Families asked to share suicide victims' letters with researchers to assist study

Mental health advocate Mike King is fronting a new campaign asking loved ones to share final letters left behind by those have taken their own lives.

Tuesday marks World Suicide Prevention Day, and as part of a new study, King and mental health charity The Key To Life Charitable Trust are asking families and friends to send in the final words of loved ones who died by suicide.

The study hopes to look at 1000 letters or messages to understand the reasons why so many people take their own lives "with the aim of using the research to inform future interventions and suicide prevention efforts," says a statement from the charity.

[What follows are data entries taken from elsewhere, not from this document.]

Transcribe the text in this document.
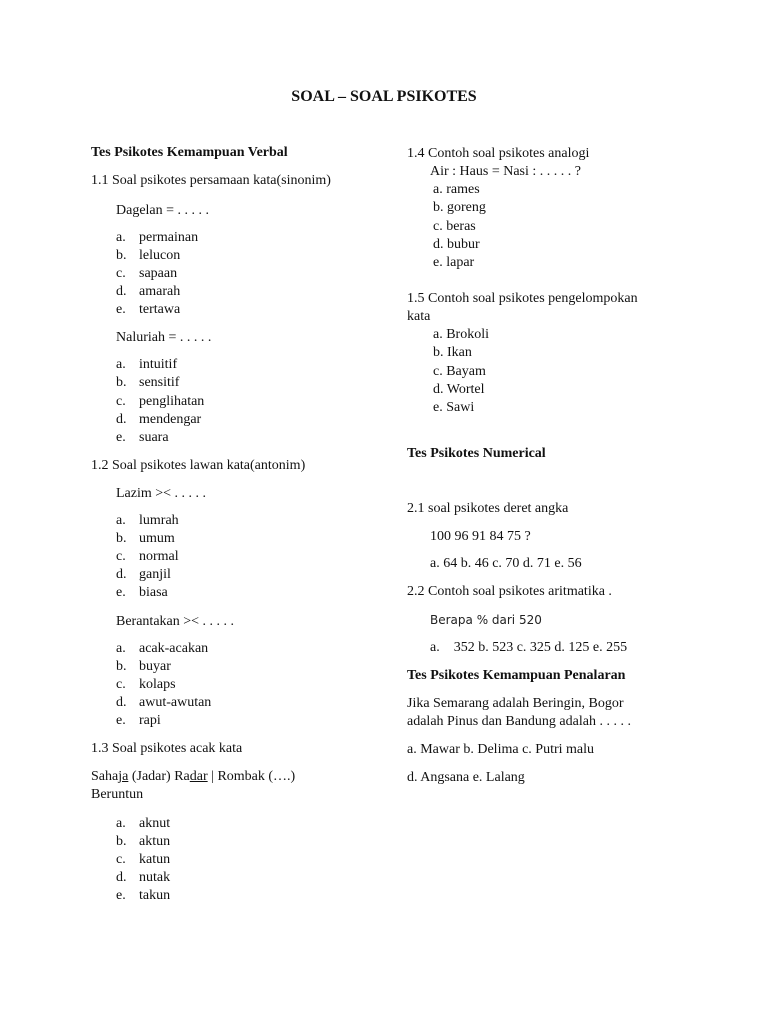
SOAL – SOAL PSIKOTES
Tes Psikotes Kemampuan Verbal
1.1 Soal psikotes persamaan kata(sinonim)
Dagelan = . . . . .
a. permainan
b. lelucon
c. sapaan
d. amarah
e. tertawa
Naluriah = . . . . .
a. intuitif
b. sensitif
c. penglihatan
d. mendengar
e. suara
1.2 Soal psikotes lawan kata(antonim)
Lazim >< . . . . .
a. lumrah
b. umum
c. normal
d. ganjil
e. biasa
Berantakan >< . . . . .
a. acak-acakan
b. buyar
c. kolaps
d. awut-awutan
e. rapi
1.3 Soal psikotes acak kata
Sahaja (Jadar) Radar | Rombak (….)
Beruntun
a. aknut
b. aktun
c. katun
d. nutak
e. takun
1.4 Contoh soal psikotes analogi
Air : Haus = Nasi : . . . . . ?
a. rames
b. goreng
c. beras
d. bubur
e. lapar
1.5 Contoh soal psikotes pengelompokan
kata
a. Brokoli
b. Ikan
c. Bayam
d. Wortel
e. Sawi
Tes Psikotes Numerical
2.1 soal psikotes deret angka
100 96 91 84 75 ?
a. 64 b. 46 c. 70 d. 71 e. 56
2.2 Contoh soal psikotes aritmatika .
Berapa % dari 520
a.    352 b. 523 c. 325 d. 125 e. 255
Tes Psikotes Kemampuan Penalaran
Jika Semarang adalah Beringin, Bogor
adalah Pinus dan Bandung adalah . . . . .
a. Mawar b. Delima c. Putri malu
d. Angsana e. Lalang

King said over the course of his work he has found families often want to contribute to help stop suicide.

He told Newshub that listening to those who have taken their own lives makes sense. 

"If you want to know why someone has taken their own life, isn't it obvious that we ask the people that took their own lives?

"We want to hear from the people, We want to know what is going on so maybe, just maybe, we can improve things so nobody else has to go through what they went through."

Psychotherapist and chair of The Key to Life charity Kyle MacDonald said that it was a contentious topic, but the information received would be handled appropriately. 

"We're aware that we'll need to handle the information in the letters sensitively - and of course anonymously - but we believe that there's real potential to help others struggling in similar situations," he said in a statement. 

"We have long known that there is an absence of research of this kind in New Zealand.  With the help of families who have lost someone to suicide, we aim to change that."

In August, new figures revealed 685 people took their own lives in the year to June - 17 more than in the previous year.

The youth suicide rate is also up, particularly in the 15 - 19 age range, with 20 more deaths by suicide than the year before. Eighty-four young New Zealanders between the ages of 10 and 19 died by suicide in the 2018 - 2019 period. Eleven of them were under the age of 15.

Ninety-one Kiwis aged 20 - 24 died by suicide, 15 more than the previous year.